Le sixième film signé Du Welz est probablement le plus clean et présentable (Colt 45 était grand public mais manifestement chamboulé dans sa conception). Il est aussi le moins significatif de son auteur, puis le moins représentatif tout simplement, par la normalisation du style et des effets. Mais si Message from the King pourrait avoir été conçu par un autre, ça n'en fait pas un raté pour autant. C'est un produit efficace et divertissant, équilibré, rattachable et traduisible sans être un décalque. Le focus est précis, tendu, le récit sans fioritures à l'exception des digressions à vocation émotionnelle (souvenirs en format ultra cliché). Le spectateur ne décolle du point de vue du frère en colère que pour en découvrir un peu avant lui (quelques temps avant le milieu du film), pouvoir anticiper ou mieux savourer les entrées.
La séance réserve son petit lot de tordus dignes des salauds ou semi-démons chez Joe Schumacher, quoique pas absolument antipathiques a-priori. Ils sont à distinguer des véritables tarés fournis depuis Quand on est amoureux (les plus forts étant à retrouver dans Alléluia et Calvaire). Cette différence est logiquement déduite des orientations de mise en scène et des préférences internes : Message from the king propose des aventures 'objectives' et non des dérives psychotiques ; ce qui s'y produit ne surgit pas de nulle part ou des individus, mais des turbulences de l'environnement et de conceptions récurrentes sur grand écran. L'influence des films 'noirs' des seventies (comme Bullitt, Hardcore), entre polars vengeurs et portraits masculins, se fait discrètement sentir. Message peut également s'ajouter aux nombreuses variations autour de l'univers de James Ellroy. Mais il n'en est pas tributaire. L'essentiel ne semble pas se jouer entre l'affirmation d'une touche personnelle et une sur-adaptation ; mais entre une remontée vers un monde perdu et sa découverte naïve, sérieuse, enthousiaste. À l'exception des moments où le cadre se fait chic, Los Angeles semble livrée par le filtre du témoignage, ou d'un viscéral toujours légèrement romantisé.
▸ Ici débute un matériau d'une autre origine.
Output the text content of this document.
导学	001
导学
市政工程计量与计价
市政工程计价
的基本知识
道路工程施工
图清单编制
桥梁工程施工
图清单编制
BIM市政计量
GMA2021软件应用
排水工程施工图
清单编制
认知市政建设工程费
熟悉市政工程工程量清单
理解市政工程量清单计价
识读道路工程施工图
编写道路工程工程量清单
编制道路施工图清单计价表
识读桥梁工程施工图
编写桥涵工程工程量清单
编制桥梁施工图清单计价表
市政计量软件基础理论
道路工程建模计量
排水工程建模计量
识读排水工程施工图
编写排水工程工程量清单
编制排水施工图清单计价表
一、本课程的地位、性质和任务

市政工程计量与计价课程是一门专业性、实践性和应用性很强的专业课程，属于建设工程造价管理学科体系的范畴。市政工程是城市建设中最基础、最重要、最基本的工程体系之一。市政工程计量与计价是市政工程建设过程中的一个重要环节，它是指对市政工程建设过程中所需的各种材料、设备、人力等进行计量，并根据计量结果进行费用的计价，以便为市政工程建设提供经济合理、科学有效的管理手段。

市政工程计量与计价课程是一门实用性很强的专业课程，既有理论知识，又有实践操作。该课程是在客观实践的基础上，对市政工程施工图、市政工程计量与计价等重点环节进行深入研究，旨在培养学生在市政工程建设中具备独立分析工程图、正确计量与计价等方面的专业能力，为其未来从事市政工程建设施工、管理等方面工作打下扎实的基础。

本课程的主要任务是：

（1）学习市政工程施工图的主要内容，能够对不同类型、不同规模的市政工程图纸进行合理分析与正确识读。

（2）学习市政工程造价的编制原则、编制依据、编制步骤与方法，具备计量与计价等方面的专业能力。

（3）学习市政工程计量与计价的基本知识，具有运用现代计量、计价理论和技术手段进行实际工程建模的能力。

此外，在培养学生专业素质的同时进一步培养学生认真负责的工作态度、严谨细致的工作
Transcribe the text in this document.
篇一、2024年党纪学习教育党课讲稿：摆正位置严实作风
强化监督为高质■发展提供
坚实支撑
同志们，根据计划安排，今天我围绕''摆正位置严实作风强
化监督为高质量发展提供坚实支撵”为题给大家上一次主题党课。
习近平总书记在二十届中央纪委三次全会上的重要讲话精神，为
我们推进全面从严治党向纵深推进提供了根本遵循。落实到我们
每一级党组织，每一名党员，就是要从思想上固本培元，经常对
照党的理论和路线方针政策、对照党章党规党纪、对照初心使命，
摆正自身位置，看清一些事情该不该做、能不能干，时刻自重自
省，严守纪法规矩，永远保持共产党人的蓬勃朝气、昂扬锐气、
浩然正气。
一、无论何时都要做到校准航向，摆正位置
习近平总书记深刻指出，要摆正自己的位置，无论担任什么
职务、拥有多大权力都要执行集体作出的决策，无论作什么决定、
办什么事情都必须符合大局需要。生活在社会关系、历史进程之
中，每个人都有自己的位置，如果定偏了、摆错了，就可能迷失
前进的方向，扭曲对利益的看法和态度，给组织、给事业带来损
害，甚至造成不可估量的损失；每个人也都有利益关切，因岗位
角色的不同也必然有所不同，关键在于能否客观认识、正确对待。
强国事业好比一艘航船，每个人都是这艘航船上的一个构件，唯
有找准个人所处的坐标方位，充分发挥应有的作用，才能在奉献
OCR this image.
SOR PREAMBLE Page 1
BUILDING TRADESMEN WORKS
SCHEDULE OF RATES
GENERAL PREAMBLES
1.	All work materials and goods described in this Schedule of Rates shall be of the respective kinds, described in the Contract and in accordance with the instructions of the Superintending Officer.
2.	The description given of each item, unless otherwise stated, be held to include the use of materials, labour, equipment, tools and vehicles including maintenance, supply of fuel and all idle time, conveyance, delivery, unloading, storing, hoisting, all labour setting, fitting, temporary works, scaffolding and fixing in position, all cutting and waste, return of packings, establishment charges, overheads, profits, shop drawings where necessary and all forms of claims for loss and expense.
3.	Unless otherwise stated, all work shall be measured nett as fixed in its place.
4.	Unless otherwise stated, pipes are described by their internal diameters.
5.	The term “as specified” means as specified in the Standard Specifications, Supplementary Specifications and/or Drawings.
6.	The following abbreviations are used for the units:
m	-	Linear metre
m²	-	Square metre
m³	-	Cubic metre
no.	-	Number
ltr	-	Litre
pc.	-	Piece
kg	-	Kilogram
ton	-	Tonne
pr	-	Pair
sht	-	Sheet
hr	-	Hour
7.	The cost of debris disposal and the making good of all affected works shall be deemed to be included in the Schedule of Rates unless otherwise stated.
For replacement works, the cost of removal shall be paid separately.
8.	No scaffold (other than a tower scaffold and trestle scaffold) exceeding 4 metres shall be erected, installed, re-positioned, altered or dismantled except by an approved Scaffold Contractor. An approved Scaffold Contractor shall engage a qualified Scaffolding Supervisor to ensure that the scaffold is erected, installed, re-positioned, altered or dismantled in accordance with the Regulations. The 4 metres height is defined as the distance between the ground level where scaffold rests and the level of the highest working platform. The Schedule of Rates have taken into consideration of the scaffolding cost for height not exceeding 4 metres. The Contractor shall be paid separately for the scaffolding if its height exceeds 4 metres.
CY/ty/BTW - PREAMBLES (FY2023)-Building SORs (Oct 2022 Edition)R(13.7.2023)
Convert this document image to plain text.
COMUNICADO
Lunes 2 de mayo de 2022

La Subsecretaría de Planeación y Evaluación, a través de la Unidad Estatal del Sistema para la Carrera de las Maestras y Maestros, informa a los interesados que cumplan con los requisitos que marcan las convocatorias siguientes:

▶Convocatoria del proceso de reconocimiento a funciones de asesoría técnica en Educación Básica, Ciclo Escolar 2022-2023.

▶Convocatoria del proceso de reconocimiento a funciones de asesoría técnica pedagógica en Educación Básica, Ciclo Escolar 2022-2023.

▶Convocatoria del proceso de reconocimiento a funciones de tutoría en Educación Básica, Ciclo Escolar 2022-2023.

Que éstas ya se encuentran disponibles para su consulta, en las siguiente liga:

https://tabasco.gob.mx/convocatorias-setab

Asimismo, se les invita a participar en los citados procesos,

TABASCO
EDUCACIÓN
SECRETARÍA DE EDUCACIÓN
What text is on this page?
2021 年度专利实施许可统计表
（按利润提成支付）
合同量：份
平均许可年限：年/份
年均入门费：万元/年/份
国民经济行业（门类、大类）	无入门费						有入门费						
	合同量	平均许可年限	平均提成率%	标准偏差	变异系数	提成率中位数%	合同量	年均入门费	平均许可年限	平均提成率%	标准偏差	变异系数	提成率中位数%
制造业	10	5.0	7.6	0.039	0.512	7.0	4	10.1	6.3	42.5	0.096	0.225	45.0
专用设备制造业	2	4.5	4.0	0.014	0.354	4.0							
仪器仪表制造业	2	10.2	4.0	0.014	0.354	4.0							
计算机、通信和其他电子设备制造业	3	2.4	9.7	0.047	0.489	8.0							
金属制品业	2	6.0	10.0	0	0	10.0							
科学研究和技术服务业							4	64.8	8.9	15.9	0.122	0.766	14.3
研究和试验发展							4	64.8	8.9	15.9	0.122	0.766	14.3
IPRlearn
Finalement c'est surtout le film d'auto-justice (ou le revenge-movie) remis au goût du jour et surtout actualisé (dix ans après Death Sentence), avec des fantaisies de leur temps ou d'un passé proche (l'assistant de Mike a l'air d'un mix entre une parodie de Grace Jones et Arca ; les accusations à l'encontre de Mike renvoient à des frayeurs persistantes et irrésolues – trafic d'êtres humains et pédophilie 'de luxe' au cœur des grands pays). En même temps le film paraît indifférent à ce qui travaille ouvertement la société et à tout ce qui en émane et s'y rattache directement – le cinéma de Du Welz reste un monde à base de caractères et d'escapades uniques, pas un cinéma reflétant, analysant ou commentant. Le protagoniste black ne sert pas de tremplin à de la récupération (pas de blaxploitation, pas de médiocrité 'blanchie' ou de connivence) ou de l'étalage de ressentiment (la scène des douanes est la seule où il est victimisé par l'institution, comme le serait n'importe qui) – ce qui n'est pas anodin en 2016-17. Les vicieux pourront y voir une preuve de son manque d'ambition – l'hypothèse se défend, surtout que si le film fonctionne (pour l'impact immédiat et éventuellement le charme), son scénario se contente de peu et les exigences se tassent dès qu'il n'est plus question de technique.